Her bir karakter farklı bir kişilik ve farklı bir hayat hikâyesi var. Alışılmış çetelerin dışında, rehinelerle farklı bir ilişki kurarlar. Hatta bazen, çete üyeleri arasında rehinelerden yana tavır aldıkları için çatışmalar olur. Dışarıda kalıp, polisle pazarlıkları yapan ve içeriyi yönlendiren Profesörü ise plan dahilinde tanıştığı, olayın başındaki kadın müfettişle farklı bir ilişkiye girer.

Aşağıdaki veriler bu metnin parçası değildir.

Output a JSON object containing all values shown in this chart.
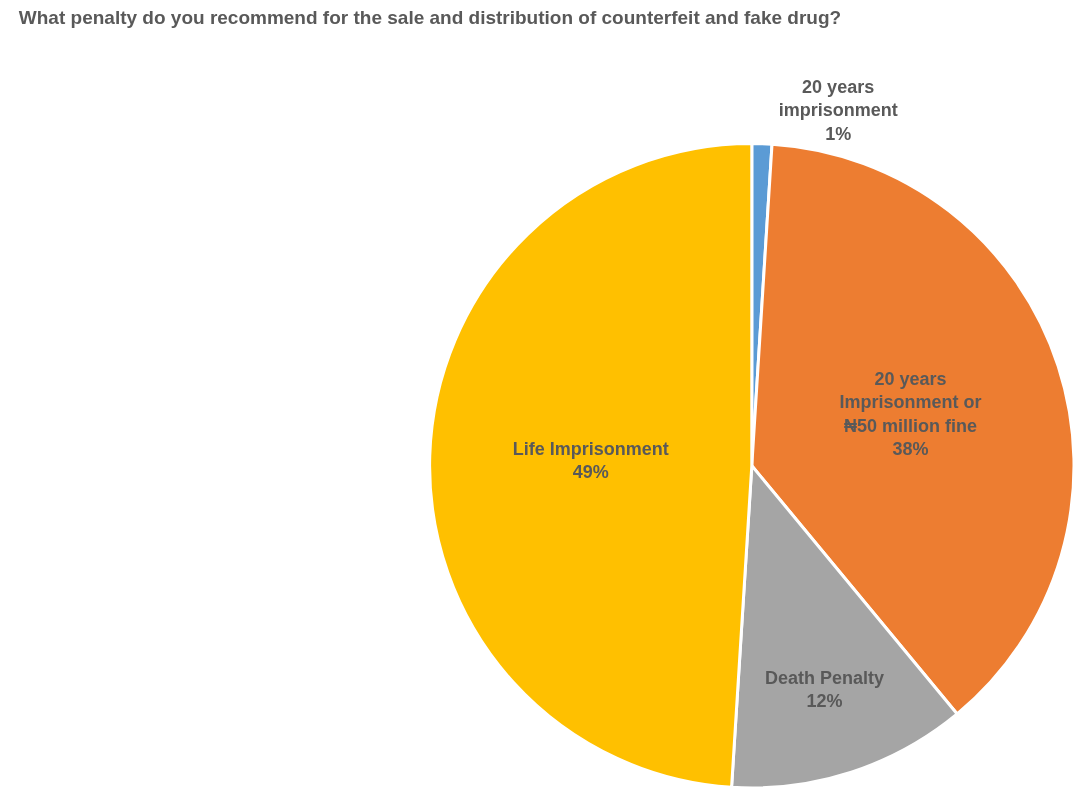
{
  "chart_data": {
    "type": "pie",
    "title": "What penalty do you recommend for the sale and distribution of counterfeit and fake drug?",
    "categories": [
      "20 years imprisonment",
      "20 years Imprisonment or ₦50 million fine",
      "Death Penalty",
      "Life Imprisonment"
    ],
    "values": [
      1,
      38,
      12,
      49
    ],
    "value_labels": [
      "1%",
      "38%",
      "12%",
      "49%"
    ],
    "colors": [
      "#5b9bd5",
      "#ed7d31",
      "#a5a5a5",
      "#ffc000"
    ],
    "legend": false
  }
}
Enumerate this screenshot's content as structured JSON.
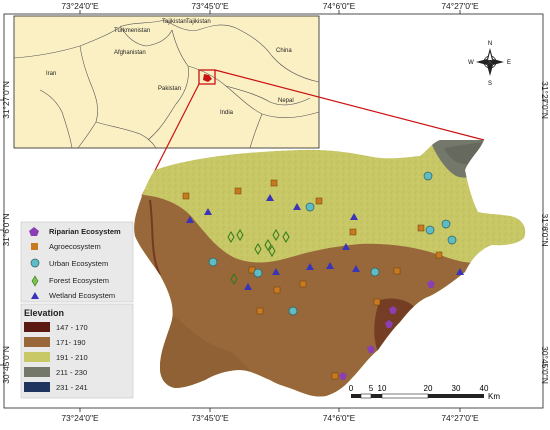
{
  "coordinates": {
    "top": [
      "73°24'0\"E",
      "73°45'0\"E",
      "74°6'0\"E",
      "74°27'0\"E"
    ],
    "bottom": [
      "73°24'0\"E",
      "73°45'0\"E",
      "74°6'0\"E",
      "74°27'0\"E"
    ],
    "left": [
      "31°27'0\"N",
      "31°6'0\"N",
      "30°45'0\"N"
    ],
    "right": [
      "31°27'0\"N",
      "31°6'0\"N",
      "30°45'0\"N"
    ]
  },
  "inset": {
    "countries": [
      "Turkmenistan",
      "Tajikistan",
      "Tajikistan",
      "Afghanistan",
      "China",
      "Iran",
      "Pakistan",
      "Nepal",
      "India"
    ],
    "background_color": "#fbf0c4"
  },
  "north_arrow": {
    "n": "N",
    "s": "S",
    "e": "E",
    "w": "W"
  },
  "legend": {
    "ecosystems": [
      {
        "label": "Riparian Ecosystem",
        "symbol": "pentagon",
        "color": "#8b3fb3"
      },
      {
        "label": "Agroecosystem",
        "symbol": "square",
        "color": "#c87a1f"
      },
      {
        "label": "Urban Ecosystem",
        "symbol": "circle",
        "color": "#5fbcc4"
      },
      {
        "label": "Forest Ecosystem",
        "symbol": "diamond",
        "color": "#7cbf4a"
      },
      {
        "label": "Wetland Ecosystem",
        "symbol": "triangle",
        "color": "#3a34b8"
      }
    ],
    "elevation_title": "Elevation",
    "elevation_classes": [
      {
        "label": "147 - 170",
        "color": "#5a1a12"
      },
      {
        "label": "171- 190",
        "color": "#98683a"
      },
      {
        "label": "191 - 210",
        "color": "#c8c866"
      },
      {
        "label": "211 - 230",
        "color": "#74786a"
      },
      {
        "label": "231 - 241",
        "color": "#1f3560"
      }
    ]
  },
  "scale_bar": {
    "ticks": [
      "0",
      "5",
      "10",
      "20",
      "30",
      "40"
    ],
    "unit": "Km"
  },
  "colors": {
    "frame": "#222222",
    "pointer": "#cc1111"
  }
}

“Çav bella” şarkısı eşliğinde, Dali maskları altında kırmızı tulumlar etkileyici. Diğer taraftan alacakları parayı rehineleri de ortak ederek kendilerinin basması ve  Polis müfettişiyle profesör arasındaki çok ilginç ilişki, “kimin iyi, kimin kötü belli olmadığı” ve “yanlış yerde doğanlar, yanlış yerde ölürler” repliklerinde, “Kamerun’un Brezilya’yı yenmesine” benzettikleri eylemleriyle, sürekli izleyiciyi içine çeken bir atmosfere sokuyor.  Öyle ki, halk bile polisten yana değil, hırsızlardan yana tavır almaya başlıyor. Çünkü aslında çalmıyorlar, götürecekleri parayı darphane çalışanlarıyla birlikte kendileri basıyorlar. Profesör buna, “paranın akışkanlığı” diyor ve bunu kendince haklı nedenlere dayandırıyor. İzlerken sürekli mükemmel dizaynın sona erdiğini düşünüyorsunuz. Fakat o anda, Profesör’ün yaptığı bir hamleyle, durum yeniden eşitleniyor. Bazen diyorsunuz ki, “bunu hesaba katmamıştır”; hayır, onu da düşünmüş Profesör.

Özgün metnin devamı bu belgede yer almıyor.